L'auteur de 3 h 10 pour Yuma et de Jackie Brown est mort à l'âge de 87 ans. Rivages publiera le 8 janvier Raylan, avec le personnage de la série Justified.

Le romancier et scénariste Elmore Leonard est mort le 20 août à l'âge de 87 ans. Rivages, son éditeur français, qui inscrit 42 de ses livres à son catalogue dont Permis de chasse (paru le 29 mai), annonce pour le 8 janvier 2014, Raylan, un livre qui a pour héros le personnage de la série télévisée Justified (tirée d'une de ses nouvelles). Surnommé en 1984, «le plus grand auteur de polars vivant» par le New York Times, il a reçu nombre de prix littéraires, dont, en 2012, le National Book Award pour l'ensemble de son oeuvre.

Bien que natif de la Nouvelle Orléans (le 11 octobre 1925), Elmore Leonard était attaché à la ville de Detroit où il s'était installé avec ses parents en 1934 et où il a situé nombre de ses polars. Victime d'une attaque le mois dernier, il travaillait à son 46e roman et est mort chez lui à Bloomfield Village (Michigan), auprès de sa famille.

Diplômé d'Anglais et de Philosophie à l'Université de Detroit, Elmore Leonard commence en 1949 comme rédacteur pour l'agence de publicité Campbell Ewald, tout en écrivant des westerns pour les « pulps », racontant l'histoire des Appaches dans le sud de l'Arizona à la fin du XIXe siècle, soit cinq romans et plus de trente nouvelles. Son premier polar The Big Bounce, publié en 1969 et financé par les ventes au cinéma de Hombre, est remarqué par l'agent légendaire d'Hollywood, H.N. Swanson qui lui aurait dit : «Fils, je vais te rendre riche». Il alterne alors écriture de romans policiers et de scénarios.

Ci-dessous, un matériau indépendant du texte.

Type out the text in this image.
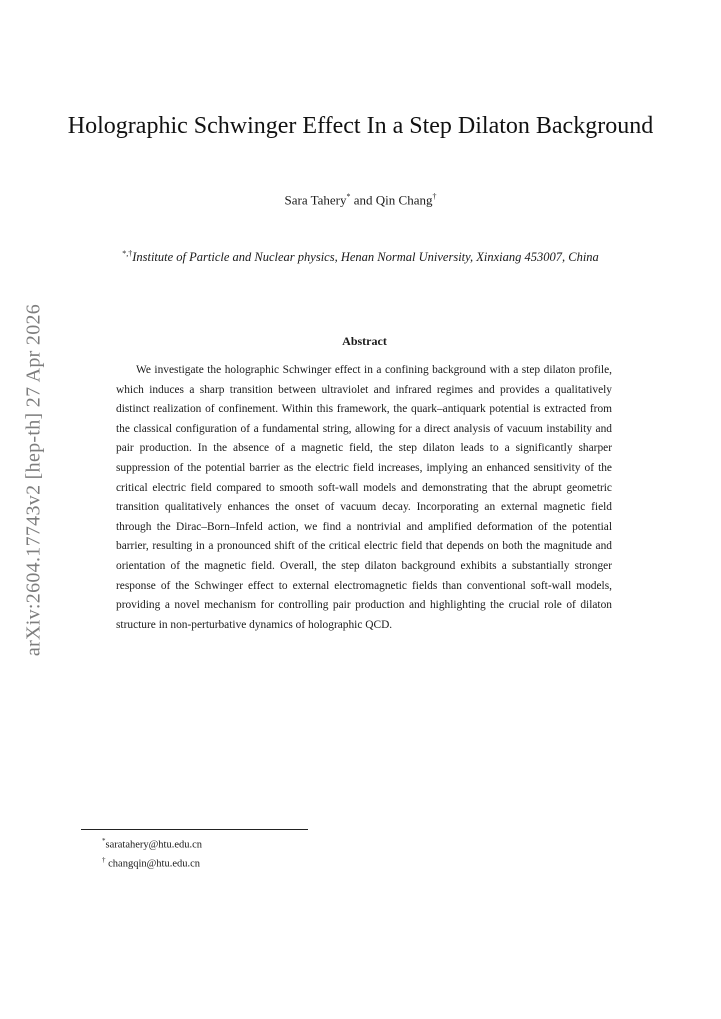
arXiv:2604.17743v2 [hep-th] 27 Apr 2026
Holographic Schwinger Effect In a Step Dilaton Background
Sara Tahery* and Qin Chang†
*,†Institute of Particle and Nuclear physics, Henan Normal University, Xinxiang 453007, China
Abstract
We investigate the holographic Schwinger effect in a confining background with a step dilaton profile, which induces a sharp transition between ultraviolet and infrared regimes and provides a qualitatively distinct realization of confinement. Within this framework, the quark–antiquark potential is extracted from the classical configuration of a fundamental string, allowing for a direct analysis of vacuum instability and pair production. In the absence of a magnetic field, the step dilaton leads to a significantly sharper suppression of the potential barrier as the electric field increases, implying an enhanced sensitivity of the critical electric field compared to smooth soft-wall models and demonstrating that the abrupt geometric transition qualitatively enhances the onset of vacuum decay. Incorporating an external magnetic field through the Dirac–Born–Infeld action, we find a nontrivial and amplified deformation of the potential barrier, resulting in a pronounced shift of the critical electric field that depends on both the magnitude and orientation of the magnetic field. Overall, the step dilaton background exhibits a substantially stronger response of the Schwinger effect to external electromagnetic fields than conventional soft-wall models, providing a novel mechanism for controlling pair production and highlighting the crucial role of dilaton structure in non-perturbative dynamics of holographic QCD.
*saratahery@htu.edu.cn
† changqin@htu.edu.cn
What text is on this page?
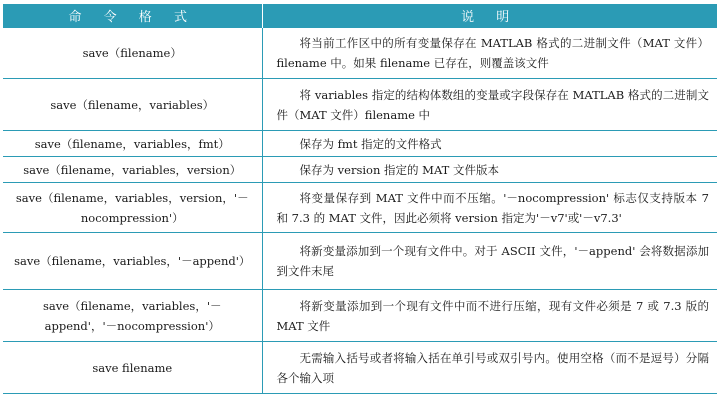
命 令 格 式	说 明
save（filename）	将当前工作区中的所有变量保存在 MATLAB 格式的二进制文件（MAT 文件）filename 中。如果 filename 已存在，则覆盖该文件

save（filename，variables）	将 variables 指定的结构体数组的变量或字段保存在 MATLAB 格式的二进制文件（MAT 文件）filename 中

save（filename，variables，fmt）	保存为 fmt 指定的文件格式

save（filename，variables，version）	保存为 version 指定的 MAT 文件版本

save（filename，variables，version，'－nocompression'）	将变量保存到 MAT 文件中而不压缩。'－nocompression' 标志仅支持版本 7 和 7.3 的 MAT 文件，因此必须将 version 指定为'－v7'或'－v7.3'

save（filename，variables，'－append'）	将新变量添加到一个现有文件中。对于 ASCII 文件，'－append' 会将数据添加到文件末尾

save（filename，variables，'－append'，'－nocompression'）	将新变量添加到一个现有文件中而不进行压缩，现有文件必须是 7 或 7.3 版的 MAT 文件

save filename	无需输入括号或者将输入括在单引号或双引号内。使用空格（而不是逗号）分隔各个输入项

Nombre de ses livres ont été adaptés au cinéma comme Get Shorty (par Barry Sonnenfeld en 1995), Rum Punch (par Quentin Tarentino, sous le titre Jackie Brown, en 1997), Out of Sight (Hors d'atteinte, réalisé par Steven Soderbergh en 1998), et 3 h 10 pour Yuma (qui a même fait l'objet d'un remake par James Mangold en 2007).

François Guérif, directeur de « Rivages/Noir », qui a publié ou réédité ses livres, rappelle ce qu'en disait Claude Mesplède dans Le dictionnaire des littératures policières (Joseph K.) : «Sur la brèche depuis plus de soixante ans, il fait l'admiration unanime de ses collègues, qui restent perplexes devant la virtuosité de son écriture. Pas de clichés, pas de métaphores, pas de digressions psychologiques, des dialogues concis, des situations violentes et parfois loufoques, un regard apparemment détaché mais auquel rien n'échappe. Leonard est un maître conteur, qui peut bâtir une intrigue époustouflante en partant d'un simple détail».